Le Journal en Afghanistan
«On voit des progrès»
© Jean LaRoche - LE JOURNAL DE QUÉBEC
Le caporal Dean Madore en est à son deuxième séjour en Afghanistan.
« Quand tu es ici depuis deux semaines et que tu vois un gars être tué ou perdre un membre, c'est pas évident. Mais j'ai vraiment pris beaucoup de maturité au cours de mon dernier tour et je voulais revenir », commente le caporal Dean Madore.
S'ils sont ici de nouveau, c'est parce qu'ils ont le sentiment de faire exactement ce pour quoi ils se sont entraînés pendant toutes ces années, disent plusieurs. Pour eux, « faire l'Afghanistan » est source de fierté. Et plusieurs apprécient grandement la paie qui vient avec le travail!
Différences
Pour la plupart, cette deuxième rotation débute de façon bien différente de la dernière. Aguerris, ils savent parfaitement à quoi ils s'exposent. « Au début, on est tout le temps nerveux. Tout nous paraît suspicieux. Cette fois-ci, presque personne ne part de zéro. Il n'y a aucun mouvement de panique », explique le caporal Mathieu Breault.

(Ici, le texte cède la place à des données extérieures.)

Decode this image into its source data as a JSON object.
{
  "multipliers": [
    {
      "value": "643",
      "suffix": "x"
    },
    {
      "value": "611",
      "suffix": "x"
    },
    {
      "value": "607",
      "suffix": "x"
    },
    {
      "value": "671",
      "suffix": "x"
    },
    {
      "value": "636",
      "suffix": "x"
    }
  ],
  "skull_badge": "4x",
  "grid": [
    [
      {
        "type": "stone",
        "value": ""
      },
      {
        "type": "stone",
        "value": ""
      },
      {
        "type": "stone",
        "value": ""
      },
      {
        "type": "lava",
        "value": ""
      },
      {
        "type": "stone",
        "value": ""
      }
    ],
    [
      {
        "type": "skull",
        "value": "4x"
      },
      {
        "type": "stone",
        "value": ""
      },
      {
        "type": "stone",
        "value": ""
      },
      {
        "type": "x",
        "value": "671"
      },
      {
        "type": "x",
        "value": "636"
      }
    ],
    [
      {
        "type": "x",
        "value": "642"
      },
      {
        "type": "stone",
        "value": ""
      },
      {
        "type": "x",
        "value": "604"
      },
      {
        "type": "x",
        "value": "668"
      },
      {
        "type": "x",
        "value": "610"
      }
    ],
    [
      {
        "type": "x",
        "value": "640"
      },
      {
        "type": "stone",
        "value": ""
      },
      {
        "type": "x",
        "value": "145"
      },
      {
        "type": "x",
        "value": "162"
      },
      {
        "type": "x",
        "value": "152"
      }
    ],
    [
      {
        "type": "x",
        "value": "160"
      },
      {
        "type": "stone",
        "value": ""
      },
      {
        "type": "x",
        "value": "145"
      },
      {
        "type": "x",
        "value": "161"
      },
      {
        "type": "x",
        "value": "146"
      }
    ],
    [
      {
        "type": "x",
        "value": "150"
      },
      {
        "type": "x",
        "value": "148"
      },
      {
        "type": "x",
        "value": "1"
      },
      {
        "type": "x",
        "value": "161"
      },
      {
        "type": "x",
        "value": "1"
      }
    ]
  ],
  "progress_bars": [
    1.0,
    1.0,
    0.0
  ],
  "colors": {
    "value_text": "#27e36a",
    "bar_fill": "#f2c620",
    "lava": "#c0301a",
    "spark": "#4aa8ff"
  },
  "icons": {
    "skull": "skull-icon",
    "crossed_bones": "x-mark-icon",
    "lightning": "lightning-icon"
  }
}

Certains voient aussi une progression sur le terrain. « On ne voit presque plus de jeunes nous faire des signes de fusil avec la main. Plusieurs nous saluent, maintenant », affirme le caporal-chef Éric Carin. Selon eux, les relations humaines avec les Afghans sont des plus importantes, dans cette mission. « On voit certains progrès, mais tout se fait tranquillement. Il faut compter en temps afghan, ici », indique le caporal Charles Bergeron. Tous s'entendent également sur une chose : la mission est certainement plus stressante pour leur famille que pour eux. « Notre vie, nous, c'est l'armée. On sait qu'on peut faire confiance à ceux qui nous entourent. Mais nos familles ne savent pas vraiment ce qu'on fait, et plusieurs sont inquiets », termine le caporal Breault.